Il segretario PD Nicola Zingaretti ha a sua volta sottolineato “la necessità di una svolta”, alla luce di dati Istat non positivi per quanto riguarda la crescita economica italiana, e “l’esigenza di una nuova stagione politica per il nostro Paese”, come rimarcato dal presidente incaricato Giuseppe Conte.

L’urgenza della manovra finanziaria ha imposto tempi ristretti e il Quirinale ha esortato le parti in causa a farsi carico delle necessità e delle contingenze, forse l’unico modo per evitare trattative estenuanti come quelle che nel recente passato, dopo le Politiche del 2018, si sono perpetuate per ben due mesi per poi partorire il “contratto” gialloverde Di Maio-Salvini. Tempi lunghi avrebbero per di più esposto l’Italia ad una spietata speculazione finanziaria, facendola affondare in un oceano di incertezza e in balìa dell’isolamento. Si respira l’urgenza di fare presto e bene, come sembra rimembrare il Colle pur senza pronunciarsi direttamente, ma supportando il patto giallo-rosso, tra M5S e Pd, che sta prendendo corpo.
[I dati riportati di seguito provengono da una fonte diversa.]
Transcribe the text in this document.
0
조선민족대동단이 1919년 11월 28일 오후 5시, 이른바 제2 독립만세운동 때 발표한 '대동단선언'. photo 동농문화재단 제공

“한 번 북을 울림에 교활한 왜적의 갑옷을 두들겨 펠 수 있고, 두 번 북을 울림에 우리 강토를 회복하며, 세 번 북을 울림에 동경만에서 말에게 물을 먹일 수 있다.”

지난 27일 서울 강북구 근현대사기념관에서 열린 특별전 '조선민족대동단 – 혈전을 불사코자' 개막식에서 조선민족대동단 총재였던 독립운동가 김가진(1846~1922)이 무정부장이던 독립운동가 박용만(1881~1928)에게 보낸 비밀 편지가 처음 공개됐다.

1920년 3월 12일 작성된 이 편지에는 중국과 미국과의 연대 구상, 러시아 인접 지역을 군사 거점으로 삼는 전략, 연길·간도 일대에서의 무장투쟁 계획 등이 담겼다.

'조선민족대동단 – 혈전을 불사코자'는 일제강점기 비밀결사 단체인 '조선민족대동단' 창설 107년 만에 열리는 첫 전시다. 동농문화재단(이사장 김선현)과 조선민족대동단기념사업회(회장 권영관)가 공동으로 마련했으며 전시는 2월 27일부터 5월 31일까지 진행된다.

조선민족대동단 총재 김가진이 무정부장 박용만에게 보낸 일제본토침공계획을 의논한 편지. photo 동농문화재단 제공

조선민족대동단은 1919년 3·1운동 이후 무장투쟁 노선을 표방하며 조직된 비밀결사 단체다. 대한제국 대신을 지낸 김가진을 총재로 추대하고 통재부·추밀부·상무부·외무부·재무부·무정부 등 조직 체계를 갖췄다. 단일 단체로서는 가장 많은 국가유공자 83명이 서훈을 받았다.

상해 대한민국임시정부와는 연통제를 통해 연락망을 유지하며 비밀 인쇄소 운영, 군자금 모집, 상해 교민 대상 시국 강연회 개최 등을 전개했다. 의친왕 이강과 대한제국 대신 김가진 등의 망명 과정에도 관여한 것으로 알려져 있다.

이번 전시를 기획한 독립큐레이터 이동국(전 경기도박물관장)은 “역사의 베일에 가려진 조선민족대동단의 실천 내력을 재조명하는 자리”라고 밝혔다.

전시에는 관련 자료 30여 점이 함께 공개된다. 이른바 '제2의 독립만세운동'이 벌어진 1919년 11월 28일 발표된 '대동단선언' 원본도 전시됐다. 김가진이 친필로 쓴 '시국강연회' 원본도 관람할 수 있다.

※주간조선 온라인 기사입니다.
Il nuovo governo Conte cela l’ambizione di poter ripristinare gli equilibri europei e internazionali, restituendo all’Italia il ruolo di primo piano che merita – oltre al “portafoglio di primo piano” come sottolineato nel corso dell’incontro con la neo presidente della Commissione europea Ursula von der Leyen – riproponendo il nostro Paese come una potenza interlocutrice (più che devastatrice) su varie piattaforme, a partire da Bruxelles e dalle trattative in corso a proposito di flessibilità e politiche per l’immigrazione.

Non rinnegando, bensì sottolineando, il lavoro fatto nel corso di quattordici mesi di governo, anche il leader grillino Luigi Di Maio ha ricordato la necessità di rivedere gli accordi di Dublino affinché l’Europa si faccia carico della questione immigratoria ormai nota. Senza però cedere ad alcuna nota di scontro né tantomeno suonare la sinfonia dell’antieuropeismo. Che l’Italia sia in Europa e con l’Europa sembra ormai assodato, al bando i toni da avversari esasperati ed estremisti. La mediazione è la strada da preferire, all’insegna di una maggiore flessibilità di spesa e per arrivare ad una legge sul rimpatrio europeo dei migranti (e non solo).

“Io non avrò soltanto il compito di guidare il governo. Io dovrò fare in modo che quella tra Cinque Stelle e Pd non sia semplicemente una somma. Ma un amalgama, una sintesi, una coalizione”, ha affermato Giuseppe Conte. L’obiettivo è stilare “un programma coeso come superamento del vecchio contratto di governo”, che sia per l’appunto in grado di ‘sintetizzare’ i diversi punti di vista.